In February 1985, NCI scientists found that AZT had potent efficacy in vitro. Several months later, a Phase I clinical trial of AZT was initiated at the NCI and Duke University. The Phase I study was informed by prior clinical work involving suramin, another compound that had shown in vitro efficacy against HIV. The early clinical studies demonstrated that AZT was generally well tolerated in people with HIV infection and was associated with immunologic improvements, including increases in CD4^{+} lymphocyte counts and partial restoration of T cell function as assessed by delayed-type hypersensitivity skin testing. Participants also showed signs of clinical benefit such as weight gain in some advanced AIDS cases. In addition, these trials confirmed that anti-HIV concentrations demonstrated in vitro could be achieved in humans through systemic administration, and that AZT was capable of reaching the central nervous system.

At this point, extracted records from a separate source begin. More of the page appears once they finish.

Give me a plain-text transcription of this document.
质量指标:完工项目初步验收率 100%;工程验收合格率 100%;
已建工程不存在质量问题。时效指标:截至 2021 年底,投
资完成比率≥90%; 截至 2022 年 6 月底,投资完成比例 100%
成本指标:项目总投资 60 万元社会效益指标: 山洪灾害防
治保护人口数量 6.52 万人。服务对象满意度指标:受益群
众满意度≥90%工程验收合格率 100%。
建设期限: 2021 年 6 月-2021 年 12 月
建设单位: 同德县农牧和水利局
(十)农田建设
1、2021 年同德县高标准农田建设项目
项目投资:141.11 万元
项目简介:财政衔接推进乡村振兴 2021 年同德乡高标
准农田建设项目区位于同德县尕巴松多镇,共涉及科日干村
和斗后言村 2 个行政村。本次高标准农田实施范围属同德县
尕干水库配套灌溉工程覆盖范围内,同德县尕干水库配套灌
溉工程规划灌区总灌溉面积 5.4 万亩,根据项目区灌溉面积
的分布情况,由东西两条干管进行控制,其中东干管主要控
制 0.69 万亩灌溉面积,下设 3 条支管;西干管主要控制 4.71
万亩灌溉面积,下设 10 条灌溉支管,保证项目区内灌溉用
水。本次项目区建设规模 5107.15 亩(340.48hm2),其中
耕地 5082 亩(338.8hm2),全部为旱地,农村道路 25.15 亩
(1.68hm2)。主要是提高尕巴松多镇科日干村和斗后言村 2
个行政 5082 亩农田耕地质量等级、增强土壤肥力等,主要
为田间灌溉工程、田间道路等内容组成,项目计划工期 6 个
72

===Patent filed and FDA approval===

A double-blind, placebo-controlled randomized trial of AZT was subsequently conducted by Burroughs-Wellcome and found that AZT prolonged the lives of people with HIV. This study was halted early due to ethical concerns of continuing to provide participants with a placebo in the face of such striking results. Burroughs-Wellcome filed for a patent for AZT in 1985. The Anti-Infective Advisory Committee of the United States Food and Drug Administration (FDA) voted ten to one to recommend the approval of AZT. The FDA approved the drug for use against HIV, AIDS, and AIDS Related Complex (ARC, a now-obsolete medical term for pre-AIDS illness) on March 20, 1987. The time between the first demonstration that AZT was active against HIV in the laboratory and its approval was 25 months. Criticism of the clinical trial and subsequent approval of AZT resurfaced in the early 2020s in a series of internet memes likely intended to discredit immunologist Dr. Anthony Fauci.

AZT was subsequently approved unanimously for infants and children in 1990. AZT was initially administered in significantly higher dosages than today, typically 400 mg every four hours, day and night, compared to modern dosage of 300 mg twice daily.

==Society and culture==

Until 1991, 80% of the $420 million allocated to the National Institute of Health's AIDS Clinical Trials Group went toward studies of AZT. Aside from two similarly designed chemotherapies, ddI and ddC, from approval of AZT in 1987 until 1993, no other drugs against AIDS were approved, leading to criticism that research preoccupation with AZT and its close relatives, and the massive diverting of funds to such, had delayed the development of more efficacious drugs.

In 1991, the advocacy group Public Citizen filed a lawsuit claiming that the patents were invalid. Subsequently, Barr Laboratories and Novopharm Ltd. also challenged the patent, in part based on the assertion that NCI scientists Samuel Broder, Hiroaki Mitsuya, and Robert Yarchoan should have been named as inventors, and those two companies applied to the FDA to sell AZT as a generic drug. In response, Burroughs Wellcome Co. filed a lawsuit against the two companies. The United States Court of Appeals for the Federal Circuit ruled in 1992 in favor of Burroughs Wellcome, ruling that even though they had never tested it against HIV, they had conceived of it working before they sent it to the NCI scientists. This suit was appealed up to the Supreme Court of the US, but in 1996 the Court declined to formally review it. The case, Burroughs Wellcome Co. v. Barr Laboratories, was a landmark in US law of inventorship.

In 2002, another lawsuit was filed challenging the patent by the AIDS Healthcare Foundation, which also filed an antitrust case against GSK. The patent case was dismissed in 2003 and AHF filed a new case challenging the patent.

GSK's patents on AZT expired in 2005, and in September 2005, the FDA approved three generic versions.